2. I finished one book this week, Travels with My Aunt, a 1969 book by Graham Greene, that we've owned for nearly a half-century. I finally read it because Brock Clarke in his new book (Who Are You, Calvin Bledsoe?) cites Travels as one of the principal inspirations for his own book.


And I'm glad I did--read it, that is. I've read a lot of Greene over the years, and one of my early memories from our marriage is typing a paper for Joyce on Greene that she'd written for a modern British novel course at Kent State. (I think it was about The Power and the Glory?) I hadn't read anything by him at the time--but then I did.

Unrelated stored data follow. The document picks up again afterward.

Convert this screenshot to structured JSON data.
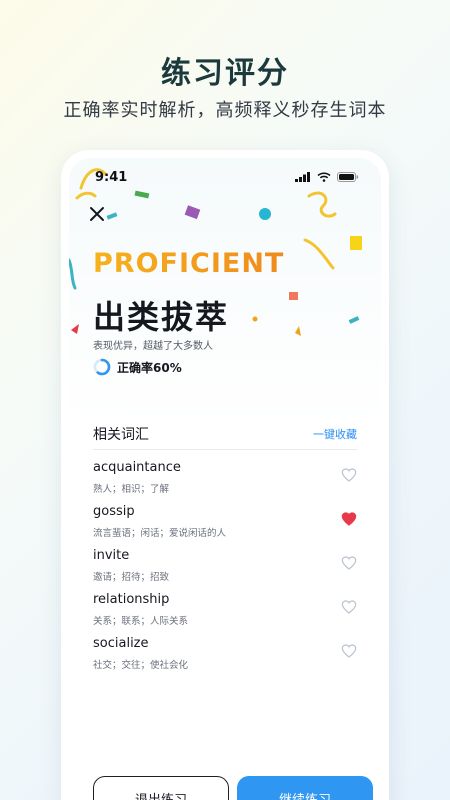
{
  "promo": {
    "title": "练习评分",
    "subtitle": "正确率实时解析，高频释义秒存生词本"
  },
  "status_bar": {
    "time": "9:41",
    "icons": [
      "signal-icon",
      "wifi-icon",
      "battery-icon"
    ]
  },
  "result": {
    "level_en": "PROFICIENT",
    "level_zh": "出类拔萃",
    "description": "表现优异，超越了大多数人",
    "accuracy_label": "正确率60%",
    "accuracy_value": 0.6
  },
  "related_words": {
    "title": "相关词汇",
    "collect_all": "一键收藏",
    "items": [
      {
        "word": "acquaintance",
        "meaning": "熟人；相识；了解",
        "favorited": false
      },
      {
        "word": "gossip",
        "meaning": "流言蜚语；闲话；爱说闲话的人",
        "favorited": true
      },
      {
        "word": "invite",
        "meaning": "邀请；招待；招致",
        "favorited": false
      },
      {
        "word": "relationship",
        "meaning": "关系；联系；人际关系",
        "favorited": false
      },
      {
        "word": "socialize",
        "meaning": "社交；交往；使社会化",
        "favorited": false
      }
    ]
  },
  "actions": {
    "exit_label": "退出练习",
    "continue_label": "继续练习"
  },
  "colors": {
    "accent": "#2f96f2",
    "heart_active": "#e8394a",
    "title_gold": "#f0a21a"
  }
}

Anyway, Travels is narrated by Henry Pulling, a retired bank manager who finds himself drawn into the wild and peripatetic life of his aunt Augusta, a woman he didn't even know existed. They end up traveling all over the place (she's a smuggler!), and we get involved with the CIA and other various law-enforcement officials.

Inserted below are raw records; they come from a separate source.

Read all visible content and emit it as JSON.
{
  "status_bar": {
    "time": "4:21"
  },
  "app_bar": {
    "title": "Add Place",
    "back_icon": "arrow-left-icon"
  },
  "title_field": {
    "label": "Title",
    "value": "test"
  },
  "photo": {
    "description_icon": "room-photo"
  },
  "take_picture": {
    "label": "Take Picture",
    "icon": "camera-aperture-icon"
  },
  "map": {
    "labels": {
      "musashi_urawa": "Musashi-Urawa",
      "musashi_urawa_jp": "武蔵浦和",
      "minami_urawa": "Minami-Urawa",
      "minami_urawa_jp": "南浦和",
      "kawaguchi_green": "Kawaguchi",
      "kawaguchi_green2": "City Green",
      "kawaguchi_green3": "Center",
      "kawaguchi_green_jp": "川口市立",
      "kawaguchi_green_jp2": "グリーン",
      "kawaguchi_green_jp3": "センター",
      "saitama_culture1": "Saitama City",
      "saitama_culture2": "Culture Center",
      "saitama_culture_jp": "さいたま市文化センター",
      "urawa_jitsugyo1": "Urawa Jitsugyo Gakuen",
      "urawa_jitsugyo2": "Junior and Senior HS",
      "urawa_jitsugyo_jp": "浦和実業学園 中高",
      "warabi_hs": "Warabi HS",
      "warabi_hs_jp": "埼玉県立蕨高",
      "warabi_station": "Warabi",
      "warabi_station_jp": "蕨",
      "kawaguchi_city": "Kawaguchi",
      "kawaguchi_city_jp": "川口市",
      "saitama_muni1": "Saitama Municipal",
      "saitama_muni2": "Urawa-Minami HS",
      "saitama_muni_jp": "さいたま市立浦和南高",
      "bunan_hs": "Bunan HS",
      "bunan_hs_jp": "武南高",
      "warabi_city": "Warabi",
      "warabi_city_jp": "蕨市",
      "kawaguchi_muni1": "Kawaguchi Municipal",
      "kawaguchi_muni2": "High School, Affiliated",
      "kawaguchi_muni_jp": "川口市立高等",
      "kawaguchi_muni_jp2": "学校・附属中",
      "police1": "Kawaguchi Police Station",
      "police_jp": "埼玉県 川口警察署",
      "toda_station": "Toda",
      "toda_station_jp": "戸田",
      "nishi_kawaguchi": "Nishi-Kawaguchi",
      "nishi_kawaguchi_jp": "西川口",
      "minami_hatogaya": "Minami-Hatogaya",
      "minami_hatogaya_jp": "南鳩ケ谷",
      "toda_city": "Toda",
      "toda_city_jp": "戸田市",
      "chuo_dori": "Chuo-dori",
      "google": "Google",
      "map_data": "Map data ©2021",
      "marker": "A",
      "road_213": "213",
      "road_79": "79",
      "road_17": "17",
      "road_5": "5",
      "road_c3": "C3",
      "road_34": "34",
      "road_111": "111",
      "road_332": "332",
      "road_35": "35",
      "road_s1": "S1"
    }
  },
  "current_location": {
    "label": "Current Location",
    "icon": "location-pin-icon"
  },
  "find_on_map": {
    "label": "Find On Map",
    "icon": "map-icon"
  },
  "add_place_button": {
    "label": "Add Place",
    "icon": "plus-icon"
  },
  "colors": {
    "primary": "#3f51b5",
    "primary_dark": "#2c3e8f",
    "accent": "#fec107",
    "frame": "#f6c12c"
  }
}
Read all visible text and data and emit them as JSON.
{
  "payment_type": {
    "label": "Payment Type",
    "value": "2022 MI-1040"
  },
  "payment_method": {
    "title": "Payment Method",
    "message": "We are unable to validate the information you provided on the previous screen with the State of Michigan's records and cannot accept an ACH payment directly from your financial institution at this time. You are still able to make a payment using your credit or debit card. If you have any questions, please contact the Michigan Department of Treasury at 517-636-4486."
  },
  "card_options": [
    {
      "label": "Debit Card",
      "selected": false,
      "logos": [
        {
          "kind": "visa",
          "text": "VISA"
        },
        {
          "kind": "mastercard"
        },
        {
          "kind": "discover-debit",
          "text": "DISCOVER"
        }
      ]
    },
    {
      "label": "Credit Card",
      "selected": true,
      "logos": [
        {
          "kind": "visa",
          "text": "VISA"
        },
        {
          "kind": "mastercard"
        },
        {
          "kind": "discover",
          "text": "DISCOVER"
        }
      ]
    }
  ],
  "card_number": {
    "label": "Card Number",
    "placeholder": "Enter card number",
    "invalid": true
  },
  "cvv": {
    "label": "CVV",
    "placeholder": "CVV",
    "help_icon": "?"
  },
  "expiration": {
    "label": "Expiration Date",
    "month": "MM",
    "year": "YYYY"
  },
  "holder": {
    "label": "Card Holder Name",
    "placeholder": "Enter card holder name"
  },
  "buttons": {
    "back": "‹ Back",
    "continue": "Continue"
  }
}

Gradually, Henry learns the story of his parents' lives--and his own--and let's just say that there have been some ... complications, one of which is his own nativity.

I can see why Brock Clarke saw such contemporary possibilities in the novel, and he certainly mined them for all they were worth!

Wild and funny and touching and continually surprising. Both books.

3. We've about finished streaming the most recent season of Line of Duty, a very tense British series about AC-12, an anti-corruption police unit in London. In this season--spent pursuing the connections between organized crime and corrupt cops--the leader of AC-12 himself (Chief Superintendent Hastings) is under suspicion.

So incredibly tense at times that I have to shut the damn thing down--or call 911. But things have settled a little in the final episode. We're inside the station; interviews are going on; the truth is emerging.


4. A busy "social" week for us (and, thus, unusual): We had meals this week with one of Joyce's long-ago WRA students, with one of my long-ago Aurora students, with one of my not-that-long ago WRA colleagues. (I got tired just typing all of this!)

5. Last night I finished streaming--yet again (how many times? let me not count the ways)--all seasons of The Rockford Files (1974-80)--over a hundred episodes. I watched them "live" Back in the Day; I watched them on VHS; I streamed them; I've watched them on DVD. Over and over and over again. An addiction, I know

I can't help it, Your Honor ...

6. Last Word: a word I liked this week from one of my various online word-of-the-day providers ...

     - from wordsmith.org

nocebo (no-SEE-bo)
noun: A substance producing harmful effects in someone because it is believed to be harmful, but which in reality is harmless.
ETYMOLOGY: From Latin nocebo (I will harm), from nocere (to harm). Modeled after its antonym placebo (I will please). Earliest documented use: 1961.

USAGE: “As Geoff Watts shows, the nocebo’s impact can be very harmful. Maybe it’s because fear is more powerful than hope.” Gillian Reynolds; Radio: Review Pick of the Week; The Daily Telegraph (London, UK); Feb 14, 2015.